A poll carried out by a local paper this week found that 80 per cent of Okinawans wish they were somewhere else. Okinawa has the highest unemployment, the lowest per capita income, and the fastest-growing population of any Japanese prefecture. Most bases are off-limits to civilian traffic, hampering road and city planning; plans for a new civilian airport, to link Okinawa's lagging economy with booming south-east Asia, are complicated by the military's near-monopoly of air space.

The greatest fear is of a repeat of an incident 40 years ago, when hundreds of children were injured and a dozen killed when a jet crashed into their school. In 1990 Okinawa elected as governor Masahide Ota, a radical academic who has campaigned vigorously for the reduction and eventual elimination of the bases.

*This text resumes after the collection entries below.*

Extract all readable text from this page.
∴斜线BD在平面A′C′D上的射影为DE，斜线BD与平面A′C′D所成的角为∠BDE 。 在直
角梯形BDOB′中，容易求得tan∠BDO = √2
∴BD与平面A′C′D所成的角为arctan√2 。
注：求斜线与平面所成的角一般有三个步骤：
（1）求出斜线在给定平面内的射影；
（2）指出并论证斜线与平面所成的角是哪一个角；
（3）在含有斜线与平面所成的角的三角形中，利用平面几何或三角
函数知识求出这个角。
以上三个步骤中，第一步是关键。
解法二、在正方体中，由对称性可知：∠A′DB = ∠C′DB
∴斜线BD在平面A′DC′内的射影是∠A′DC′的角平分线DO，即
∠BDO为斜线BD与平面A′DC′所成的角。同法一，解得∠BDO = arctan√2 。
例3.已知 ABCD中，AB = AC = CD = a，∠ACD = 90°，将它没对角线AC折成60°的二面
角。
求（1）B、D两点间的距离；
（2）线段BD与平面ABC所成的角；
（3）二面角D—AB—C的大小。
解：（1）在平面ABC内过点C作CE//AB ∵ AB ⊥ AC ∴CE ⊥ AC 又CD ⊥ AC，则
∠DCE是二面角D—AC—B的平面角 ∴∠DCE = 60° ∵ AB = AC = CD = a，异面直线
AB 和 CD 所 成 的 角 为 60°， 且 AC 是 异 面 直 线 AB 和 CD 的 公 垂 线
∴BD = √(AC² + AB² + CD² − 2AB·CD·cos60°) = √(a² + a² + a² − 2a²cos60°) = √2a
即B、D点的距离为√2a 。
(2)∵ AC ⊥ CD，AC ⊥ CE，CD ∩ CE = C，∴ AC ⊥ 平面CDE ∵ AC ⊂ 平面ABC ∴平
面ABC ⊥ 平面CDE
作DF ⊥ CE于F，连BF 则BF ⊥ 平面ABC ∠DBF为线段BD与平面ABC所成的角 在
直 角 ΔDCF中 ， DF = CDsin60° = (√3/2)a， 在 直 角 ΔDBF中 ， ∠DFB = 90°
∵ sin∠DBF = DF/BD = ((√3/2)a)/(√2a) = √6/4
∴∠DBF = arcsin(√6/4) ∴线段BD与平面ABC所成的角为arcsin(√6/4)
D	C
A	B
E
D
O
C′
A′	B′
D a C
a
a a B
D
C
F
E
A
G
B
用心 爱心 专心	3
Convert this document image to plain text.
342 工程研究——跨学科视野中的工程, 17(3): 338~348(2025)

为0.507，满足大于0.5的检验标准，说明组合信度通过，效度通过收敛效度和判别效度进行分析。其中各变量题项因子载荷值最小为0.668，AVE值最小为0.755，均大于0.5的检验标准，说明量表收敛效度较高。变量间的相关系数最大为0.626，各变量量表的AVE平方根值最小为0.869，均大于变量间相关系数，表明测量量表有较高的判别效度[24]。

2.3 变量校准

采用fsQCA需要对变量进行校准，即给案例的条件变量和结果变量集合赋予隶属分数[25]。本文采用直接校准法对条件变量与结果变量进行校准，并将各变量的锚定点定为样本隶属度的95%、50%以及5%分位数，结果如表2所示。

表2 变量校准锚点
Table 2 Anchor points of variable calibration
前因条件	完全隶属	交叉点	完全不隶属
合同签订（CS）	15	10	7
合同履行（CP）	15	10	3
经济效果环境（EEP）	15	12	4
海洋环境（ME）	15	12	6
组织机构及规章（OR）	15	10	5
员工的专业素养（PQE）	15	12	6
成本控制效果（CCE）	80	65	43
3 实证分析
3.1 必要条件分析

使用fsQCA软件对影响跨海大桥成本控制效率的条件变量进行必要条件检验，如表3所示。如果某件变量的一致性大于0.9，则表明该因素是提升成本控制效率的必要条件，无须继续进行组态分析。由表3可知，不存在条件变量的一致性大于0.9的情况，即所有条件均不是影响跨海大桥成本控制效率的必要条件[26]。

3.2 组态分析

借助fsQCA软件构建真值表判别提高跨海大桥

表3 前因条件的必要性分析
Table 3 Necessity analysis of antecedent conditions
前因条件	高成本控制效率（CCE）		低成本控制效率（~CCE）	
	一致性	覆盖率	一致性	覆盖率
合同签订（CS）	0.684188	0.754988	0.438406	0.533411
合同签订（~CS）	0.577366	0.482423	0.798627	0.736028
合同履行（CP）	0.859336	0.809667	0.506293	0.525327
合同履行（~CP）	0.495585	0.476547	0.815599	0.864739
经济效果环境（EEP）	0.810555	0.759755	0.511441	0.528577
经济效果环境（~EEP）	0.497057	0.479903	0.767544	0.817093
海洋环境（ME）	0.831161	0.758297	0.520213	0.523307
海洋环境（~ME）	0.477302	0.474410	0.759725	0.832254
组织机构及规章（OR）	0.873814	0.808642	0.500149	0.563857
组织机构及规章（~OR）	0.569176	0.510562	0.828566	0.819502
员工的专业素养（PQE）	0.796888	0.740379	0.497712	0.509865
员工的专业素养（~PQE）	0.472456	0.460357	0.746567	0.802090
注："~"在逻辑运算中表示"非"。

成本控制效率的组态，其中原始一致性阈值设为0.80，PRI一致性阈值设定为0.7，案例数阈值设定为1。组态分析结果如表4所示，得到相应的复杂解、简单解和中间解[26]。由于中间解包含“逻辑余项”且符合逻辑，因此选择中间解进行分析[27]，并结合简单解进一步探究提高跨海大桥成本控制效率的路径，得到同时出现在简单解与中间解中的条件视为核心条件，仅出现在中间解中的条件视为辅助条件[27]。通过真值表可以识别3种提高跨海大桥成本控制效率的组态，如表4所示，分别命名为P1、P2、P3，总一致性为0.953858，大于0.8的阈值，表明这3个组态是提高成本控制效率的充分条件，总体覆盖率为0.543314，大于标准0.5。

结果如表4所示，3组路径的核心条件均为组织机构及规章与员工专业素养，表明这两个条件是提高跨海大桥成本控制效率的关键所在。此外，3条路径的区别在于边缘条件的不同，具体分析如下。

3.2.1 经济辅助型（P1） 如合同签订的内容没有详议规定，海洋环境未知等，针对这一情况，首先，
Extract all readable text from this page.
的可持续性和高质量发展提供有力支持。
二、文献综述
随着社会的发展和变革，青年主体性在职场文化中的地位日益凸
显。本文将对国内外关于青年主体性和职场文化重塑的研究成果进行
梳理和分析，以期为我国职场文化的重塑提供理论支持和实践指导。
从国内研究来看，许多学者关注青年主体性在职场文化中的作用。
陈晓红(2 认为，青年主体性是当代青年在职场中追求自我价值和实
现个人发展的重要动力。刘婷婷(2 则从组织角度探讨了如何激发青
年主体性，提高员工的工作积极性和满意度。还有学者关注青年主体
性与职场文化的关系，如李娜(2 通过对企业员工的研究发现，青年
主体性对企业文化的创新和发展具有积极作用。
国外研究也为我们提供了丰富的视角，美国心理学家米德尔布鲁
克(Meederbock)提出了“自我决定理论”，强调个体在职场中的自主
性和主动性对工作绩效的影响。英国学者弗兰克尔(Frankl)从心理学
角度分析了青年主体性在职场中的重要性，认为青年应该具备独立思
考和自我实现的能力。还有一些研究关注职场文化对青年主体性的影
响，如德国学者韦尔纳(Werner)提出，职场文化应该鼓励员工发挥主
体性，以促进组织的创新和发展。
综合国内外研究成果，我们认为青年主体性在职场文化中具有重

The basis of the Americans' presence is the Japan-America Security Treaty, the cornerstone of Pacific defence policy throughout the Cold War. Even without a Soviet threat, Okinawa's strategic qualities make it a desirable a base. As part of the treaty obligations, 63bn yen (pounds 474m) goes to owners of the commandeered property who are happy with the arrangement. But in generating wealth for a few, the bases prevent the expansion which would enrich the whole prefecture "Until Okinawans have the same income as the rest of Japan," says Governor Ota, "we cannot say that the war is over."